Einstellungskriterium Rauheit
Inka Grings ist die erste Trainerin einer Männermannschaft aus den obersten vier Ligen
DÜSSELDORF (dpa/SID) - Inka Grings war schon als Fußballspielerin dafür bekannt, Grenzen zu durchbrechen. Mit ihren mehr als 300 Treffern ist die frühere Weltklassestürmerin die Rekordtorschützin der Frauen-Bundesliga. Nun sorgt die 40-Jährige auch als Trainerin für ein Novum: Als erste Frau übernimmt die frühere Europameisterin einen Männerverein aus den obersten vier Ligen.
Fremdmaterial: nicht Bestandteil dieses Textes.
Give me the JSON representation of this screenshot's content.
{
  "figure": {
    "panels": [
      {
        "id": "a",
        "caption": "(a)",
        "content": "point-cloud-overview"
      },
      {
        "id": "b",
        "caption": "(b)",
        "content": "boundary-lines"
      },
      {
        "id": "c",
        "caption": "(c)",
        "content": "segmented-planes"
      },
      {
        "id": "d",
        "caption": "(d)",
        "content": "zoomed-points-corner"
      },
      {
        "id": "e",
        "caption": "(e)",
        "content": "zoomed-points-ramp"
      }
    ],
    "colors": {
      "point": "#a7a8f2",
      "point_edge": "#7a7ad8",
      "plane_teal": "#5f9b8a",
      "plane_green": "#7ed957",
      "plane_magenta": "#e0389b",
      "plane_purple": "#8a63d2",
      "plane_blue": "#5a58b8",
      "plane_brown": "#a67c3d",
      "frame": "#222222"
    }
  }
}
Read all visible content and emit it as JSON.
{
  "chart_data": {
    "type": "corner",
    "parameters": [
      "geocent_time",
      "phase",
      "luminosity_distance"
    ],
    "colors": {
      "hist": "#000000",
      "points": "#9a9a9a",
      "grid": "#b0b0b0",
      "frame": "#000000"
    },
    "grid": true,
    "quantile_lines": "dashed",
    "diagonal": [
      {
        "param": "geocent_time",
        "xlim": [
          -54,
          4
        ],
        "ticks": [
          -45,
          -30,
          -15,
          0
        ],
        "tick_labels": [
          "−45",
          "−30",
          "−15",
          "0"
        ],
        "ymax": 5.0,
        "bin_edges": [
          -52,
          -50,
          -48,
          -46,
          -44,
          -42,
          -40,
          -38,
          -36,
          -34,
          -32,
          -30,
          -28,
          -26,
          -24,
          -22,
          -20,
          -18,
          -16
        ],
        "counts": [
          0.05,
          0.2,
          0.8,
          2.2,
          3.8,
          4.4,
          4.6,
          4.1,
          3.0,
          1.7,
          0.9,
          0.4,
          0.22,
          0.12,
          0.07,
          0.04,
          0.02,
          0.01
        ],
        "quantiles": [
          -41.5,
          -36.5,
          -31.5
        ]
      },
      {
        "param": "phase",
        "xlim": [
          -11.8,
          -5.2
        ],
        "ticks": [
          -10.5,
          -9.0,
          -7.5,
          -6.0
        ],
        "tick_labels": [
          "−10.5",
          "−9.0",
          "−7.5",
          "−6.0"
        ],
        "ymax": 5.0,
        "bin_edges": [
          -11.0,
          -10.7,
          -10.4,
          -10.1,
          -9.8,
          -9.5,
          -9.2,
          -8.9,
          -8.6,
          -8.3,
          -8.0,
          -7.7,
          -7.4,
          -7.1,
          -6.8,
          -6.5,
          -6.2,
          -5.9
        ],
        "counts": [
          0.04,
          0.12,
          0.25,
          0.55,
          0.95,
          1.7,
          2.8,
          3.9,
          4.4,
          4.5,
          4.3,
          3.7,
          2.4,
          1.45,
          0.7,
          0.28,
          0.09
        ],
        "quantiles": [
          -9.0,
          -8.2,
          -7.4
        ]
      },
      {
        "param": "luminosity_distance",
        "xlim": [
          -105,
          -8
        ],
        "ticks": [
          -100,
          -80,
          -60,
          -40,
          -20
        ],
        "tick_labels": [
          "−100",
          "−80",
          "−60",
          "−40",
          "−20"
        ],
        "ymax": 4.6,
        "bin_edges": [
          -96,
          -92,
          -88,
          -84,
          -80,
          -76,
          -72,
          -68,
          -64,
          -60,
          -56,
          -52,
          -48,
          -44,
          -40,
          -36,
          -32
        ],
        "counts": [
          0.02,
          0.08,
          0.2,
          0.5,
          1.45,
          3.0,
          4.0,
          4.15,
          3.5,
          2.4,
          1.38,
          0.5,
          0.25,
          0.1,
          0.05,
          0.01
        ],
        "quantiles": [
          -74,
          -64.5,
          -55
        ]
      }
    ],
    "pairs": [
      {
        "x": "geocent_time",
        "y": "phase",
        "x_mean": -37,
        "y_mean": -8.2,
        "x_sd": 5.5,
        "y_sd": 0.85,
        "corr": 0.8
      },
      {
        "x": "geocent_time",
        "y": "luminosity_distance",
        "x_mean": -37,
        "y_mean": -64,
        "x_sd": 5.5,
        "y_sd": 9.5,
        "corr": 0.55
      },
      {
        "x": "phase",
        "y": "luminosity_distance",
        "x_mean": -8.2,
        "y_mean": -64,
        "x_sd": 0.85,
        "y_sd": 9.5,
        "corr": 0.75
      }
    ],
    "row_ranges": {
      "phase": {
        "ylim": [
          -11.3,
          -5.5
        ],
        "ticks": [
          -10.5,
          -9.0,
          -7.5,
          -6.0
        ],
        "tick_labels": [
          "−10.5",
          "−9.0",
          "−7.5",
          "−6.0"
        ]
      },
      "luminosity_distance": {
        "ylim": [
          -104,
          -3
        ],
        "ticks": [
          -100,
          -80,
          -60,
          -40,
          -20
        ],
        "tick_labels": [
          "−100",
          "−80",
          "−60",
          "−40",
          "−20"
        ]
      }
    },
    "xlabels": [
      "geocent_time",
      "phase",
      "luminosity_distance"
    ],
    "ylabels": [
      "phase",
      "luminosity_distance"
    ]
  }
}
Im Abstiegskampf der Regionalliga West setzt der SV Straelen künftig auf die Fußballlehrerin. Inka Grings folgte am Montag auf den entlassenen Marcus John. Ganz alleine meistern muss Grings, die bereits von 2014 bis 2017 die Frauen des MSV Duisburg trainierte und in der vergangenen Saison die männliche B-Jugend von Viktoria Köln betreute, die Aufgabe in Straelen nicht. Ihr zur Seite soll Thomas Drotboom als gleichberechtigter Chefcoach stehen.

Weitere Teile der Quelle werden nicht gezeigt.